Thermotropic liquid crystalline and fluorescence resonance energy transfer under temperature excitation of imidazolium salt/CdTe quantum dots composites

Abstract

ABSTRACT The optical characteristics and surface area of quantum dots (QDs) render them a compelling platform for the development of composite materials based on fluorescence resonance energy transfer (FRET). A novel luminescent liquid crystal nanocomposite (CBphCM-CdTe) has been successfully prepared through the ionic self-assembly route using imidazolium salt (CBphCM) and CdTe QDs. DSC and POM analyses confirm that CBphCM-CdTe undergoes the smectic A and C phases, but its liquid crystal temperature range is narrower compared to that of pure CBphCM. Concurrently, CBphCM-CdTe exhibits excellent fluorescence characteristics.
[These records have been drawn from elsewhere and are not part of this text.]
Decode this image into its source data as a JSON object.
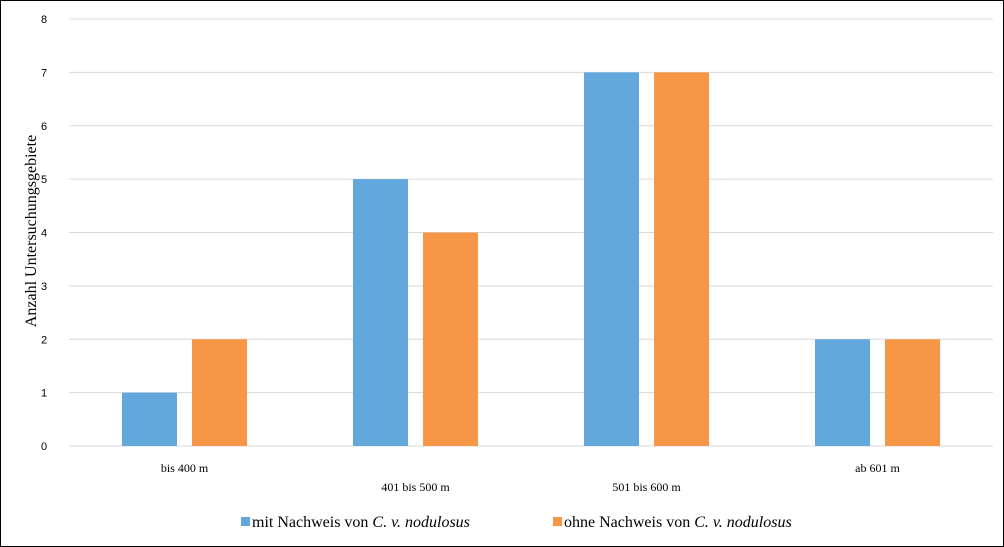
{
  "chart_data": {
    "type": "bar",
    "categories": [
      "bis 400 m",
      "401 bis 500 m",
      "501 bis 600 m",
      "ab 601 m"
    ],
    "series": [
      {
        "name_prefix": "mit Nachweis von ",
        "name_italic": "C. v. nodulosus",
        "color": "#62A8DD",
        "values": [
          1,
          5,
          7,
          2
        ]
      },
      {
        "name_prefix": "ohne Nachweis von ",
        "name_italic": "C. v. nodulosus",
        "color": "#F79646",
        "values": [
          2,
          4,
          7,
          2
        ]
      }
    ],
    "ylabel": "Anzahl Untersuchungsgebiete",
    "xlabel": "",
    "title": "",
    "ylim": [
      0,
      8
    ],
    "yticks": [
      "0",
      "1",
      "2",
      "3",
      "4",
      "5",
      "6",
      "7",
      "8"
    ],
    "grid": true,
    "gridline_color": "#D9D9D9",
    "legend_position": "bottom"
  }
}
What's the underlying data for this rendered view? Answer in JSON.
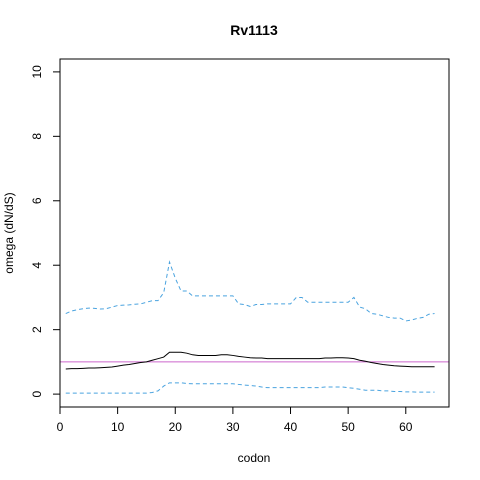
{
  "chart_data": {
    "type": "line",
    "title": "Rv1113",
    "xlabel": "codon",
    "ylabel": "omega (dN/dS)",
    "xlim": [
      0,
      67.5
    ],
    "ylim": [
      -0.4,
      10.4
    ],
    "x_ticks": [
      "0",
      "10",
      "20",
      "30",
      "40",
      "50",
      "60"
    ],
    "y_ticks": [
      "0",
      "2",
      "4",
      "6",
      "8",
      "10"
    ],
    "reference_line": {
      "y": 1,
      "color": "#cc66cc"
    },
    "series": [
      {
        "role": "upper-bound",
        "color": "#4aa3df",
        "dashed": true,
        "x": [
          1,
          2,
          3,
          4,
          5,
          6,
          7,
          8,
          9,
          10,
          11,
          12,
          13,
          14,
          15,
          16,
          17,
          18,
          19,
          20,
          21,
          22,
          23,
          24,
          25,
          26,
          27,
          28,
          29,
          30,
          31,
          32,
          33,
          34,
          35,
          36,
          37,
          38,
          39,
          40,
          41,
          42,
          43,
          44,
          45,
          46,
          47,
          48,
          49,
          50,
          51,
          52,
          53,
          54,
          55,
          56,
          57,
          58,
          59,
          60,
          61,
          62,
          63,
          64,
          65
        ],
        "values": [
          2.5,
          2.58,
          2.62,
          2.65,
          2.67,
          2.66,
          2.64,
          2.65,
          2.7,
          2.75,
          2.76,
          2.77,
          2.79,
          2.8,
          2.85,
          2.9,
          2.9,
          3.15,
          4.1,
          3.6,
          3.2,
          3.2,
          3.05,
          3.05,
          3.05,
          3.05,
          3.05,
          3.05,
          3.05,
          3.05,
          2.8,
          2.78,
          2.72,
          2.78,
          2.78,
          2.8,
          2.8,
          2.8,
          2.8,
          2.8,
          3.0,
          3.0,
          2.85,
          2.85,
          2.85,
          2.85,
          2.85,
          2.85,
          2.85,
          2.85,
          3.0,
          2.7,
          2.65,
          2.5,
          2.48,
          2.43,
          2.38,
          2.36,
          2.36,
          2.27,
          2.3,
          2.35,
          2.38,
          2.48,
          2.5
        ]
      },
      {
        "role": "omega-estimate",
        "color": "#000000",
        "dashed": false,
        "x": [
          1,
          2,
          3,
          4,
          5,
          6,
          7,
          8,
          9,
          10,
          11,
          12,
          13,
          14,
          15,
          16,
          17,
          18,
          19,
          20,
          21,
          22,
          23,
          24,
          25,
          26,
          27,
          28,
          29,
          30,
          31,
          32,
          33,
          34,
          35,
          36,
          37,
          38,
          39,
          40,
          41,
          42,
          43,
          44,
          45,
          46,
          47,
          48,
          49,
          50,
          51,
          52,
          53,
          54,
          55,
          56,
          57,
          58,
          59,
          60,
          61,
          62,
          63,
          64,
          65
        ],
        "values": [
          0.78,
          0.79,
          0.79,
          0.8,
          0.81,
          0.81,
          0.82,
          0.83,
          0.84,
          0.87,
          0.9,
          0.92,
          0.95,
          0.98,
          1.0,
          1.05,
          1.1,
          1.15,
          1.3,
          1.3,
          1.3,
          1.27,
          1.22,
          1.2,
          1.2,
          1.2,
          1.2,
          1.22,
          1.22,
          1.2,
          1.17,
          1.15,
          1.13,
          1.12,
          1.12,
          1.1,
          1.1,
          1.1,
          1.1,
          1.1,
          1.1,
          1.1,
          1.1,
          1.1,
          1.1,
          1.12,
          1.12,
          1.13,
          1.13,
          1.12,
          1.1,
          1.05,
          1.02,
          0.98,
          0.95,
          0.92,
          0.9,
          0.88,
          0.87,
          0.86,
          0.85,
          0.85,
          0.85,
          0.85,
          0.85
        ]
      },
      {
        "role": "lower-bound",
        "color": "#4aa3df",
        "dashed": true,
        "x": [
          1,
          2,
          3,
          4,
          5,
          6,
          7,
          8,
          9,
          10,
          11,
          12,
          13,
          14,
          15,
          16,
          17,
          18,
          19,
          20,
          21,
          22,
          23,
          24,
          25,
          26,
          27,
          28,
          29,
          30,
          31,
          32,
          33,
          34,
          35,
          36,
          37,
          38,
          39,
          40,
          41,
          42,
          43,
          44,
          45,
          46,
          47,
          48,
          49,
          50,
          51,
          52,
          53,
          54,
          55,
          56,
          57,
          58,
          59,
          60,
          61,
          62,
          63,
          64,
          65
        ],
        "values": [
          0.03,
          0.03,
          0.03,
          0.03,
          0.03,
          0.03,
          0.03,
          0.03,
          0.03,
          0.03,
          0.03,
          0.03,
          0.03,
          0.03,
          0.03,
          0.05,
          0.1,
          0.25,
          0.35,
          0.35,
          0.35,
          0.33,
          0.32,
          0.32,
          0.32,
          0.32,
          0.32,
          0.32,
          0.32,
          0.32,
          0.3,
          0.28,
          0.27,
          0.25,
          0.22,
          0.2,
          0.2,
          0.2,
          0.2,
          0.2,
          0.2,
          0.2,
          0.2,
          0.2,
          0.2,
          0.22,
          0.22,
          0.22,
          0.22,
          0.2,
          0.18,
          0.15,
          0.12,
          0.12,
          0.12,
          0.1,
          0.1,
          0.08,
          0.08,
          0.07,
          0.07,
          0.06,
          0.06,
          0.06,
          0.06
        ]
      }
    ]
  }
}
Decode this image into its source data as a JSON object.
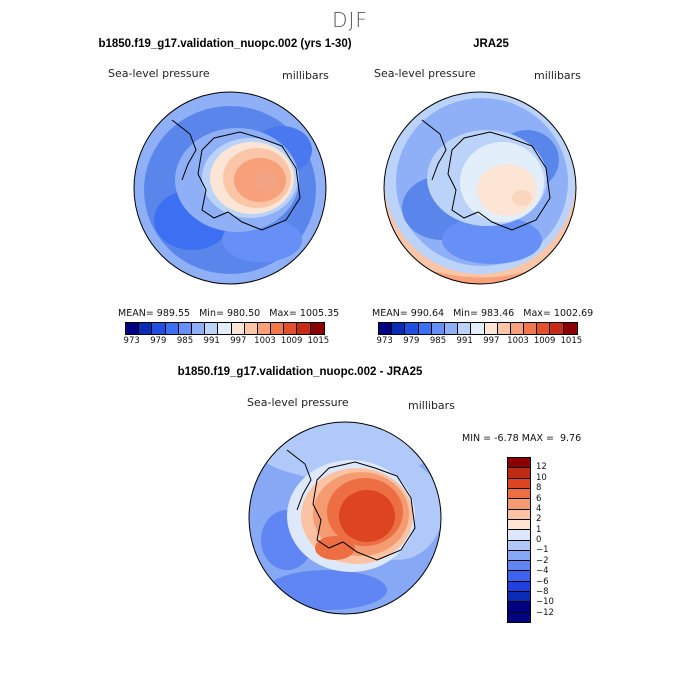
{
  "figure": {
    "season": "DJF",
    "panels": [
      {
        "title": "b1850.f19_g17.validation_nuopc.002 (yrs 1-30)",
        "variable": "Sea-level pressure",
        "units": "millibars",
        "stats": {
          "mean_label": "MEAN=",
          "mean": "989.55",
          "min_label": "Min=",
          "min": "980.50",
          "max_label": "Max=",
          "max": "1005.35"
        }
      },
      {
        "title": "JRA25",
        "variable": "Sea-level pressure",
        "units": "millibars",
        "stats": {
          "mean_label": "MEAN=",
          "mean": "990.64",
          "min_label": "Min=",
          "min": "983.46",
          "max_label": "Max=",
          "max": "1002.69"
        }
      }
    ],
    "diff_panel": {
      "title": "b1850.f19_g17.validation_nuopc.002 - JRA25",
      "variable": "Sea-level pressure",
      "units": "millibars",
      "min_label": "MIN =",
      "min": "-6.78",
      "max_label": "MAX =",
      "max": "9.76"
    },
    "colorbar_top": {
      "colors": [
        "#000080",
        "#0a2bb5",
        "#1f4fe0",
        "#3d6ff2",
        "#6690f5",
        "#8fb0f7",
        "#bcd3f9",
        "#e3eefb",
        "#fde5d6",
        "#fbc6a8",
        "#f7a07a",
        "#f1774f",
        "#e2502d",
        "#c72a17",
        "#8b0000"
      ],
      "tick_labels": [
        "973",
        "979",
        "985",
        "991",
        "997",
        "1003",
        "1009",
        "1015"
      ]
    },
    "colorbar_diff": {
      "colors": [
        "#000080",
        "#0a2bb5",
        "#1f3fe0",
        "#3d63f0",
        "#5f86f2",
        "#86a8f5",
        "#b1c9f8",
        "#dde9fb",
        "#fde5d6",
        "#fbc3a3",
        "#f59b72",
        "#ee6e44",
        "#dd4420",
        "#bf2a12",
        "#8b0000"
      ],
      "tick_labels": [
        "-12",
        "-10",
        "-8",
        "-6",
        "-4",
        "-2",
        "-1",
        "0",
        "1",
        "2",
        "4",
        "6",
        "8",
        "10",
        "12"
      ]
    }
  }
}
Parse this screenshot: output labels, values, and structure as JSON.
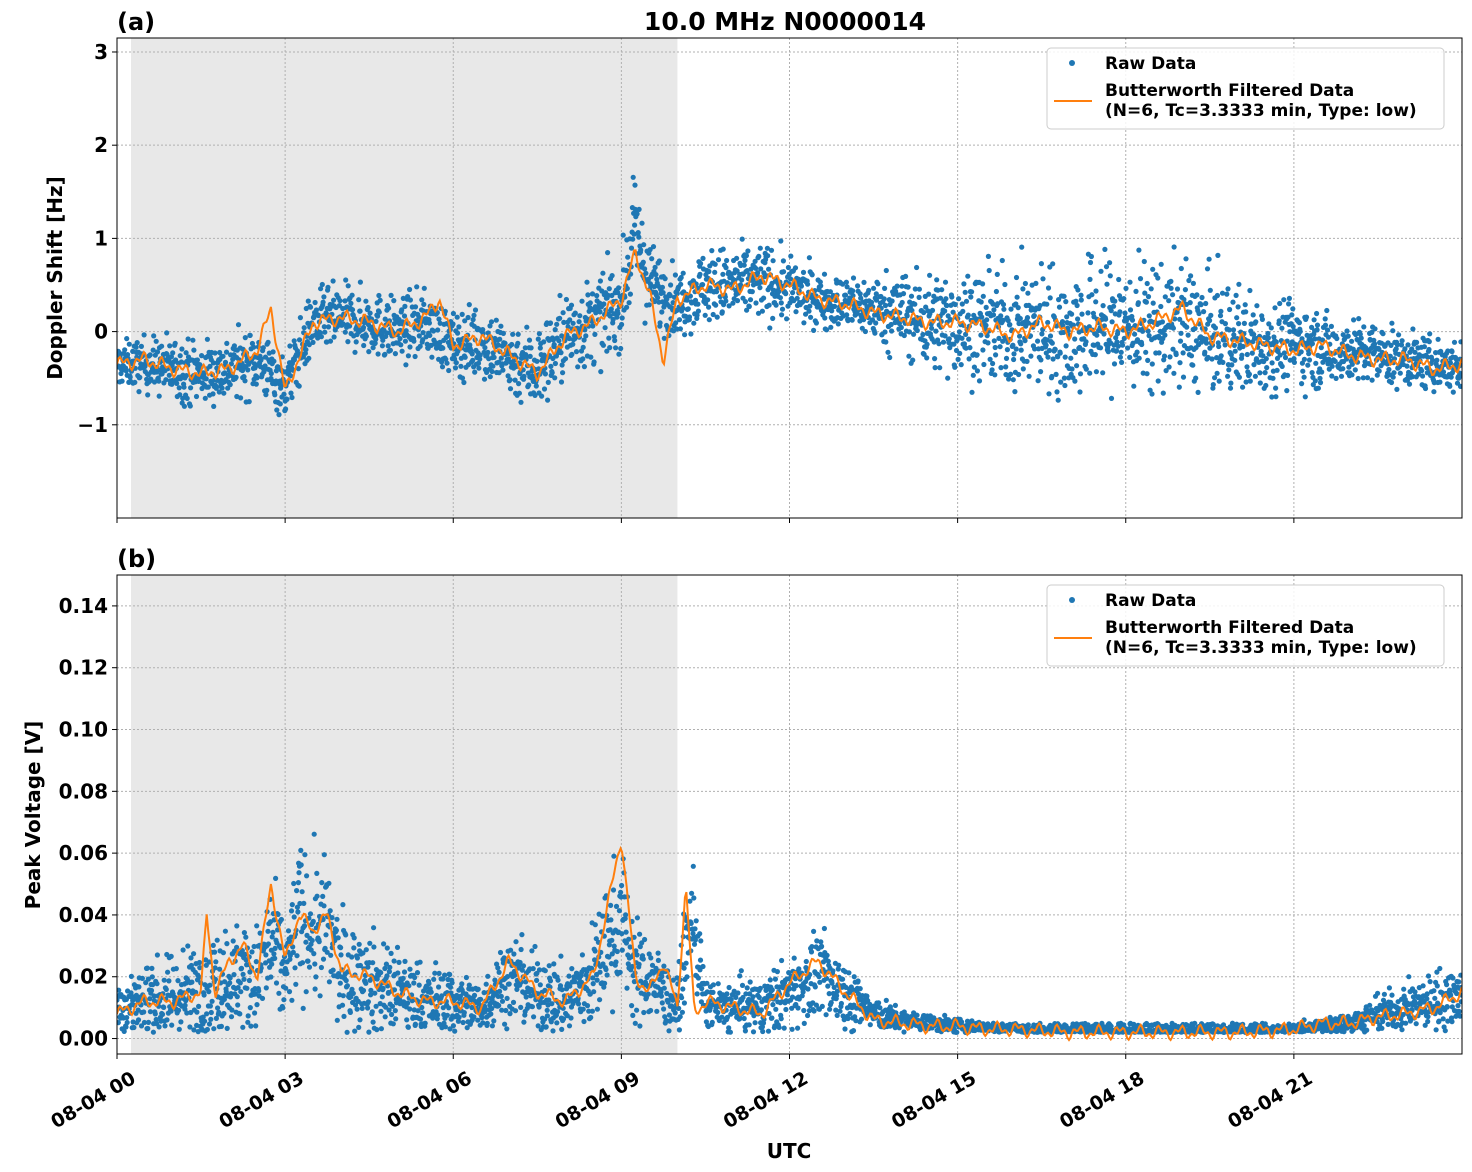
{
  "figure": {
    "title": "10.0 MHz N0000014",
    "xlabel": "UTC"
  },
  "colors": {
    "raw": "#1f77b4",
    "filtered": "#ff7f0e",
    "shade": "#e8e8e8",
    "grid": "#b0b0b0"
  },
  "chart_data": [
    {
      "type": "scatter",
      "panel_label": "(a)",
      "ylabel": "Doppler Shift [Hz]",
      "xlim_hours": [
        0,
        24
      ],
      "ylim": [
        -2.0,
        3.15
      ],
      "x_ticks": [
        0,
        3,
        6,
        9,
        12,
        15,
        18,
        21
      ],
      "x_tick_labels": [
        "08-04 00",
        "08-04 03",
        "08-04 06",
        "08-04 09",
        "08-04 12",
        "08-04 15",
        "08-04 18",
        "08-04 21"
      ],
      "y_ticks": [
        -1,
        0,
        1,
        2,
        3
      ],
      "y_tick_labels": [
        "−1",
        "0",
        "1",
        "2",
        "3"
      ],
      "grid": true,
      "legend_position": "top-right",
      "shaded_span_hours": [
        0.25,
        10.0
      ],
      "series": [
        {
          "name": "Raw Data",
          "style": "points",
          "x_hours": [
            0.0,
            0.5,
            1.0,
            1.5,
            2.0,
            2.5,
            3.0,
            3.5,
            4.0,
            4.5,
            5.0,
            5.5,
            6.0,
            6.5,
            7.0,
            7.5,
            8.0,
            8.5,
            9.0,
            9.25,
            9.5,
            10.0,
            10.5,
            11.0,
            11.5,
            12.0,
            12.5,
            13.0,
            13.5,
            14.0,
            14.5,
            15.0,
            15.5,
            16.0,
            16.5,
            17.0,
            17.5,
            18.0,
            18.5,
            19.0,
            19.5,
            20.0,
            20.5,
            21.0,
            21.5,
            22.0,
            22.5,
            23.0,
            23.5,
            24.0
          ],
          "center": [
            -0.35,
            -0.35,
            -0.4,
            -0.45,
            -0.4,
            -0.3,
            -0.6,
            0.1,
            0.15,
            0.1,
            0.0,
            0.1,
            -0.15,
            -0.1,
            -0.3,
            -0.4,
            -0.05,
            0.1,
            0.3,
            1.1,
            0.5,
            0.3,
            0.5,
            0.5,
            0.55,
            0.45,
            0.35,
            0.3,
            0.25,
            0.2,
            0.1,
            0.1,
            0.05,
            0.0,
            0.05,
            -0.05,
            0.1,
            0.05,
            0.05,
            0.1,
            -0.05,
            -0.1,
            -0.15,
            -0.1,
            -0.2,
            -0.2,
            -0.25,
            -0.3,
            -0.35,
            -0.4
          ],
          "spread": [
            0.2,
            0.25,
            0.3,
            0.3,
            0.3,
            0.3,
            0.3,
            0.3,
            0.3,
            0.3,
            0.3,
            0.3,
            0.3,
            0.35,
            0.35,
            0.4,
            0.4,
            0.4,
            0.4,
            0.5,
            0.4,
            0.3,
            0.35,
            0.35,
            0.35,
            0.3,
            0.25,
            0.25,
            0.3,
            0.4,
            0.45,
            0.5,
            0.5,
            0.55,
            0.6,
            0.6,
            0.65,
            0.6,
            0.6,
            0.6,
            0.55,
            0.5,
            0.45,
            0.4,
            0.35,
            0.3,
            0.3,
            0.25,
            0.25,
            0.25
          ]
        },
        {
          "name": "Butterworth Filtered Data\n(N=6, Tc=3.3333 min, Type: low)",
          "style": "line",
          "x_hours": [
            0.0,
            0.5,
            1.0,
            1.5,
            2.0,
            2.5,
            2.75,
            3.0,
            3.5,
            4.0,
            4.5,
            5.0,
            5.5,
            5.75,
            6.0,
            6.5,
            7.0,
            7.5,
            8.0,
            8.5,
            9.0,
            9.25,
            9.5,
            9.75,
            10.0,
            10.5,
            11.0,
            11.5,
            12.0,
            12.5,
            13.0,
            13.5,
            14.0,
            14.5,
            15.0,
            15.5,
            16.0,
            16.5,
            17.0,
            17.5,
            18.0,
            18.5,
            19.0,
            19.5,
            20.0,
            20.5,
            21.0,
            21.5,
            22.0,
            22.5,
            23.0,
            23.5,
            24.0
          ],
          "values": [
            -0.35,
            -0.3,
            -0.4,
            -0.45,
            -0.4,
            -0.2,
            0.25,
            -0.65,
            0.1,
            0.15,
            0.1,
            0.0,
            0.15,
            0.35,
            -0.15,
            -0.05,
            -0.25,
            -0.45,
            -0.05,
            0.1,
            0.35,
            0.85,
            0.4,
            -0.3,
            0.35,
            0.5,
            0.45,
            0.6,
            0.5,
            0.35,
            0.3,
            0.2,
            0.15,
            0.1,
            0.1,
            0.05,
            -0.05,
            0.1,
            0.0,
            0.05,
            0.0,
            0.1,
            0.25,
            -0.05,
            -0.1,
            -0.15,
            -0.2,
            -0.15,
            -0.25,
            -0.3,
            -0.3,
            -0.4,
            -0.35
          ]
        }
      ]
    },
    {
      "type": "scatter",
      "panel_label": "(b)",
      "ylabel": "Peak Voltage [V]",
      "xlim_hours": [
        0,
        24
      ],
      "ylim": [
        -0.005,
        0.15
      ],
      "x_ticks": [
        0,
        3,
        6,
        9,
        12,
        15,
        18,
        21
      ],
      "x_tick_labels": [
        "08-04 00",
        "08-04 03",
        "08-04 06",
        "08-04 09",
        "08-04 12",
        "08-04 15",
        "08-04 18",
        "08-04 21"
      ],
      "y_ticks": [
        0.0,
        0.02,
        0.04,
        0.06,
        0.08,
        0.1,
        0.12,
        0.14
      ],
      "y_tick_labels": [
        "0.00",
        "0.02",
        "0.04",
        "0.06",
        "0.08",
        "0.10",
        "0.12",
        "0.14"
      ],
      "grid": true,
      "legend_position": "top-right",
      "shaded_span_hours": [
        0.25,
        10.0
      ],
      "series": [
        {
          "name": "Raw Data",
          "style": "points",
          "x_hours": [
            0.0,
            0.5,
            1.0,
            1.5,
            2.0,
            2.5,
            2.75,
            3.0,
            3.25,
            3.5,
            3.75,
            4.0,
            4.5,
            5.0,
            5.5,
            6.0,
            6.5,
            7.0,
            7.5,
            8.0,
            8.5,
            9.0,
            9.25,
            9.5,
            10.0,
            10.25,
            10.5,
            11.0,
            11.5,
            12.0,
            12.5,
            13.0,
            13.5,
            14.0,
            15.0,
            16.0,
            17.0,
            18.0,
            19.0,
            20.0,
            21.0,
            22.0,
            22.5,
            23.0,
            23.5,
            24.0
          ],
          "center": [
            0.01,
            0.012,
            0.013,
            0.015,
            0.02,
            0.02,
            0.03,
            0.02,
            0.04,
            0.035,
            0.035,
            0.02,
            0.018,
            0.015,
            0.012,
            0.012,
            0.01,
            0.02,
            0.015,
            0.012,
            0.02,
            0.04,
            0.02,
            0.02,
            0.01,
            0.04,
            0.01,
            0.01,
            0.01,
            0.015,
            0.02,
            0.015,
            0.008,
            0.006,
            0.004,
            0.003,
            0.002,
            0.002,
            0.002,
            0.002,
            0.003,
            0.005,
            0.008,
            0.01,
            0.012,
            0.015
          ],
          "spread": [
            0.008,
            0.01,
            0.012,
            0.015,
            0.015,
            0.015,
            0.02,
            0.015,
            0.02,
            0.02,
            0.02,
            0.015,
            0.015,
            0.012,
            0.01,
            0.01,
            0.008,
            0.012,
            0.012,
            0.01,
            0.015,
            0.02,
            0.015,
            0.012,
            0.008,
            0.015,
            0.008,
            0.008,
            0.008,
            0.01,
            0.012,
            0.01,
            0.005,
            0.003,
            0.002,
            0.0015,
            0.001,
            0.001,
            0.001,
            0.001,
            0.0015,
            0.003,
            0.005,
            0.006,
            0.008,
            0.01
          ]
        },
        {
          "name": "Butterworth Filtered Data\n(N=6, Tc=3.3333 min, Type: low)",
          "style": "line",
          "x_hours": [
            0.0,
            0.5,
            1.0,
            1.5,
            1.6,
            1.75,
            2.0,
            2.25,
            2.5,
            2.75,
            3.0,
            3.25,
            3.5,
            3.75,
            4.0,
            4.5,
            5.0,
            5.5,
            6.0,
            6.5,
            7.0,
            7.5,
            8.0,
            8.5,
            9.0,
            9.25,
            9.5,
            9.75,
            10.0,
            10.15,
            10.3,
            10.5,
            11.0,
            11.5,
            12.0,
            12.5,
            13.0,
            13.5,
            14.0,
            14.5,
            15.0,
            15.5,
            16.0,
            17.0,
            18.0,
            19.0,
            20.0,
            21.0,
            21.5,
            22.0,
            22.5,
            23.0,
            23.5,
            24.0
          ],
          "values": [
            0.008,
            0.012,
            0.012,
            0.015,
            0.04,
            0.015,
            0.025,
            0.03,
            0.02,
            0.05,
            0.025,
            0.04,
            0.035,
            0.04,
            0.022,
            0.02,
            0.015,
            0.012,
            0.012,
            0.01,
            0.025,
            0.015,
            0.012,
            0.02,
            0.065,
            0.02,
            0.015,
            0.025,
            0.01,
            0.05,
            0.008,
            0.012,
            0.01,
            0.008,
            0.018,
            0.025,
            0.015,
            0.006,
            0.005,
            0.004,
            0.004,
            0.003,
            0.003,
            0.002,
            0.002,
            0.002,
            0.002,
            0.003,
            0.005,
            0.005,
            0.007,
            0.008,
            0.01,
            0.015
          ]
        }
      ]
    }
  ]
}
Increasing temperature serves as a trigger for fluorescence resonance energy transfer between CdTe QDs and CBphCM, wherein the fluorescence of CdTe QDs is quenched, while the fluorescence intensity of CBphCM increases with rising temperature. A strong correlation exists between temperature and fluorescence intensity within the liquid crystal temperature range. Such thermochromic materials are anticipated to facilitate innovative development in dynamic thermo-optical sensing, thereby enabling enhanced control over light manipulation in stimuli-responsive devices.